The country is expected to be hit with a slew of storms this week with winter weather alerts in effect Monday for 60 million people across 23 states, stretching from Southern California to the Midwest and mid-Atlantic.
Heavy snow was expected to fall Monday from the Central Plains to the Midwest and Great Lakes where cities like Omaha, Nebraska; Des Moines, Iowa; and especially Chicago could see their biggest snowstorm of the season.
Snowfall rates, forecast to be 2 inches per hour at times, will likely cause treacherous travel conditions and the risk of power outages.
For the Chicago area, heavy snow occurring around Monday evening's rush hour could also be met with lakeshore flooding from Lake Michigan. Strong winds across the Great Lakes are expected to kick up large waves and cause flooding. For Lake Michigan, forecasts called for waves of 10-13 feet, producing a risk for water splashing up on Lake Shore Drive as well as inundating nearby parks and parking lots.
On the southern side of the system, strong storms capable of damaging winds and isolated tornadoes were forecast for the Tennessee Valley, including Memphis and Nashville, through Monday evening.
A wintry mix will also move into portions of the mid-Atlantic on Monday afternoon lasting into Tuesday morning.
On Tuesday, snow will move from the Great Lakes into the Northeast while showers and storms linger across the Southeast.

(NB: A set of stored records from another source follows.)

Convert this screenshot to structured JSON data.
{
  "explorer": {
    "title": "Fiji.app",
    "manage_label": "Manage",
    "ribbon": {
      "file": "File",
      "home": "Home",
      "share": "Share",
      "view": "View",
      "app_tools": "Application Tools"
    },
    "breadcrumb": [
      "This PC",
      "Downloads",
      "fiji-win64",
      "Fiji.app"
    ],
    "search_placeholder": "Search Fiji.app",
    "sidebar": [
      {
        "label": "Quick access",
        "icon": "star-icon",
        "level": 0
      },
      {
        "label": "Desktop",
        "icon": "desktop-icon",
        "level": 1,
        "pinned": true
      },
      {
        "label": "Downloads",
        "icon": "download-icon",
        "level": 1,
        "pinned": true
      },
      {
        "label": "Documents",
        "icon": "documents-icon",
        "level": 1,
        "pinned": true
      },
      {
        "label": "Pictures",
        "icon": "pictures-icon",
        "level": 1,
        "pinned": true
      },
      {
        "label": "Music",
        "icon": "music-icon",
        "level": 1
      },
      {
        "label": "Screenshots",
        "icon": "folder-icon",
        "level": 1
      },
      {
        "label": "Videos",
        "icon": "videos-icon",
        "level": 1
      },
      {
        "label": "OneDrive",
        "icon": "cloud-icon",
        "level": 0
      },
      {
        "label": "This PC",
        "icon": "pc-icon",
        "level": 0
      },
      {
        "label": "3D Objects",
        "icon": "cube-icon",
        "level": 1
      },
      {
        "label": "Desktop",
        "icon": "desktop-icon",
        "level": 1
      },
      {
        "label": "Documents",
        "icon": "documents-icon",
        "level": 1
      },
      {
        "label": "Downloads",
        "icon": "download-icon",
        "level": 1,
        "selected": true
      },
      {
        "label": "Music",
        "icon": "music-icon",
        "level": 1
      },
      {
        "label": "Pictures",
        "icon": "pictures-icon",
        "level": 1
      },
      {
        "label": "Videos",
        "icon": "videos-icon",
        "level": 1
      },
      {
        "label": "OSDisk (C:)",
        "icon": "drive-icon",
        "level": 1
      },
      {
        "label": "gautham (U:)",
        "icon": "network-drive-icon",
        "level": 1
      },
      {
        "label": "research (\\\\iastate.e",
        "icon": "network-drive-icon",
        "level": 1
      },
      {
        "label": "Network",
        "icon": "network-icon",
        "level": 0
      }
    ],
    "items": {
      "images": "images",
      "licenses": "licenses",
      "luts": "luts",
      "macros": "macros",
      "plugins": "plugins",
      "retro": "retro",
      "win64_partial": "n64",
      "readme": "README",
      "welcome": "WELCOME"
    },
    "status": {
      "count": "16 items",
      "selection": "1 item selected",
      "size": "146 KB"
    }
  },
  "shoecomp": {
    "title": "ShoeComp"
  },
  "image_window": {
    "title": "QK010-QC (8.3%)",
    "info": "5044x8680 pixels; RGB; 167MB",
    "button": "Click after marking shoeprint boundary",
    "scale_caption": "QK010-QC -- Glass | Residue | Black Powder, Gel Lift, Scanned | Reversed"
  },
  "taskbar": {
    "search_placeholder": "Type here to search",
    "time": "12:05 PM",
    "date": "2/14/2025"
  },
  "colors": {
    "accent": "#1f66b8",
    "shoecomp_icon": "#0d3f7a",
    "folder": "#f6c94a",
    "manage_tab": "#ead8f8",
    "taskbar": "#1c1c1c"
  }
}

While the forecast is calling for mostly all snow in the Great Lakes and Midwest regions, it is a trickier forecast for the mid-Atlantic and Northeast. By the time the storm moves east it will encounter some warm air, producing a myriad of precipitation, from rain, to freezing rain, to sleet and snow. This wintry mix will mean lower snow totals and more likely slushy conditions.
Rainfall of 1-3 inches will fall along the path of the storm, along with 6-12 inches of snow across parts of the Plains, Midwest and northern New England.
For Chicago, 5-10 inches of snow has been forecast, with higher amounts possible. East Coast cities like Washington and New York could see up to 2 inches of slush.
As this first storm exits on Tuesday, another storm system will form along the Gulf Coast on Wednesday and potentially move up the coast. There is high uncertainty with this system but it could bring another round of rain, snow and wintry mix to portions of the Southeast and mid-Atlantic by Thursday.
In addition, the West Coast also remains in a very active pattern with constant rounds of Pacific storms.
At least three more storms this week will bring more heavy rain and snow from the Pacific Northwest to California, east into the desert, Southwest and the Four Corners region.
Up to 3 inches of rain is forecast along coastal areas, with locally higher amounts possible.
Up to 30 inches of snow is possible across parts of the Sierra and Arizona mountains, which will bring welcome relief to the drought-stricken region.